It is clear from our runtime results that the DCL algorithm is much faster than PC, CPC, FGS, and FCI regardless of the parameter or case size. With PC and CPC, there is a clear trend of slower runtimes with larger β values, but there does not seem to be a clear trend between DCL’s runtime and α since, in the complex networks and overall, DCL_α=15 seems to be the slowest DCL method. However, the runtime of a DCL method may in fact be associated with its performance. For example, we can see from the EC and JI results that DCL_α=15 found more predictors than any of the other DCL methods. Additionally, the runtime results show that all DCL methods take, on average, longer to run on the strong datasets than on the weak datasets even though we know DCL performs better on the former than the latter. Discovering more predictors may cause DCL to undergo additional loops, thereby increasing its runtime. This association between performance and runtime is also observed in the FCI runtime results. Since runtime by itself does not necessarily mean an algorithm is performing well, the combination of the fastest runtimes and, in almost all the cases, the most accurate results does show that DCL performs exceptionally well when compared to FGS, CPC, PC, and FCI.

5.2. Real data

5.2.1. LOAD dataset

DCL, PC, and FCI discovered several SNPs to be direct predictors of LOAD. Some of these SNPs, such as rs732549, rs4356530 and rs4394475, are not located on specific genes, but are, more generally, found on chromosome 3, chromosome 17 and chromosome 9, respectively. The PC algorithm also predicted rs6094514, found on the gene of EYA2, as a direct cause of LOAD. However, there are no previous studies that indicate that these SNPs have an effect on LOAD so further study is necessary to investigate whether or not these SNPs are causally linked to Alzheimer’s disease. On the other hand, off the three SNPs found using DCL_α=108, two of them are located on the noteworthy genes NISCH and PRKG1. Two previous studies have indicated that SNP rs6784615, found on NISCH, is associated with LOAD [34, 35]. Furthermore, many GWAS studies have found that PRKG1 is also strongly associated with Alzheimer’s disease [36, 37]. In addition, other GWAS studies have found that PRKG1 (cGMP-dependent protein kinase type I) is associated with neurological diseases, such as onset age of Parkinson’s disease and attention deficit hyperactivity disorder [38, 39]. This is due to PRKG1’s role in regulating neocortical development, brain development, and signal transduction [40-42].

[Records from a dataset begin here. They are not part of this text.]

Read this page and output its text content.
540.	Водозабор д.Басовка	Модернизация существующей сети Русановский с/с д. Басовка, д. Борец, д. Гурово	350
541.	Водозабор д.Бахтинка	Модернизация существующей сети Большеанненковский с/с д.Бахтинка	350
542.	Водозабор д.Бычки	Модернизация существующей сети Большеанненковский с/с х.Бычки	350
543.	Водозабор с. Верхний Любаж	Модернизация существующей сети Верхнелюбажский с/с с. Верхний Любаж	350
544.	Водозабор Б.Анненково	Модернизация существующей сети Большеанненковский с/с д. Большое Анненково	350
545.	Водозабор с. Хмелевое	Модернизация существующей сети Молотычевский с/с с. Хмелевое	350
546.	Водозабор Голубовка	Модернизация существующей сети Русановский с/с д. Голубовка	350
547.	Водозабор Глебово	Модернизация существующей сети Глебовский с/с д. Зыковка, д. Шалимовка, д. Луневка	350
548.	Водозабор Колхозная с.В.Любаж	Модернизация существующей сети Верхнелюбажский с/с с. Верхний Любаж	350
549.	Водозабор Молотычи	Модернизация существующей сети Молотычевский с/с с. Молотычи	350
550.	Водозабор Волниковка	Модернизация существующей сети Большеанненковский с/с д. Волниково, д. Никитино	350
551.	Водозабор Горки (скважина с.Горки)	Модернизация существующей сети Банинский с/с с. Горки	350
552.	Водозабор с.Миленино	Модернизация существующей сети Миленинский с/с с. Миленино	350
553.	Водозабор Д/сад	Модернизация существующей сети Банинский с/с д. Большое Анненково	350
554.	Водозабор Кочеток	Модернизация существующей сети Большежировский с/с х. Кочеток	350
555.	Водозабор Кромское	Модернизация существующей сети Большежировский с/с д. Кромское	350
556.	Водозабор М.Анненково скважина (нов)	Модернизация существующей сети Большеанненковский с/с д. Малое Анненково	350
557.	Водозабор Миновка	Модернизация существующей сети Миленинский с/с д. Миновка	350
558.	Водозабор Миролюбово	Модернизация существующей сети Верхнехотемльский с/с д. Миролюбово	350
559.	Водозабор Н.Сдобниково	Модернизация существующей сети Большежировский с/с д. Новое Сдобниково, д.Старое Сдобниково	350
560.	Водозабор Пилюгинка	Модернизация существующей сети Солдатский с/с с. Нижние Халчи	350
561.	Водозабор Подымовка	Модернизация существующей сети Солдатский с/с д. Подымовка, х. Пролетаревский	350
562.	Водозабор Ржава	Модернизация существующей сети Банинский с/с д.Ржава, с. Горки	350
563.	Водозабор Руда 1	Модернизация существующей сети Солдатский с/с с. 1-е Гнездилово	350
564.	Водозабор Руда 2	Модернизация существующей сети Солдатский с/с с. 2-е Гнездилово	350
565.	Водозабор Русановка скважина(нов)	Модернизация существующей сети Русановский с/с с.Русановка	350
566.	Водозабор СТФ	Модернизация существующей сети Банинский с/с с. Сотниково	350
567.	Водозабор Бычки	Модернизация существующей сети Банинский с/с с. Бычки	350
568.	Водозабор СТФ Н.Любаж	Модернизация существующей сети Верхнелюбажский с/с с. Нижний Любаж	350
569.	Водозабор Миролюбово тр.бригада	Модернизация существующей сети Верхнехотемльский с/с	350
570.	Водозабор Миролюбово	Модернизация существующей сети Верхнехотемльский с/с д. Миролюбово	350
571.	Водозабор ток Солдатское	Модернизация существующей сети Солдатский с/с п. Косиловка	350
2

The SNP rs7115850, located on the GRB-associated binding protein 2 (GAB2) gene, has been reported to interact with the APOE gene to have a causal effect on LOAD [6, 43]. Our DCL algorithm did not identify any SNPs on GAB2 as direct causes for LOAD status, as no SNPs on GAB2, including rs7115850, were present in the 77 remaining SNPs after using a chi-square test with a significance criterion of 0.0001. We purposefully included rs7115850 with the 77 SNPs and then ran the DCL algorithm again, but still found that rs7115850 was not identified as a direct cause of LOAD status. This result illustrates the limitations and role of the DCL algorithm. Previous research [6, 43] indicates that APOE and GAB2 interact epistatically to affect LOAD, but GAB2 has little marginal effect. Thus, GAB2 would be eliminated as a cause in the first iteration of the DCL algorithm. In general, the DCL algorithm does not discover a cause with little marginal effect but other causal discovery algorithms such as PC also have this same limitation. The DCL algorithm should be used synergistically with an interaction discovery algorithm. The latter algorithm would first discover interacting variables, and then each set of interacting variables would be transformed to a single variable before running the DCL algorithm.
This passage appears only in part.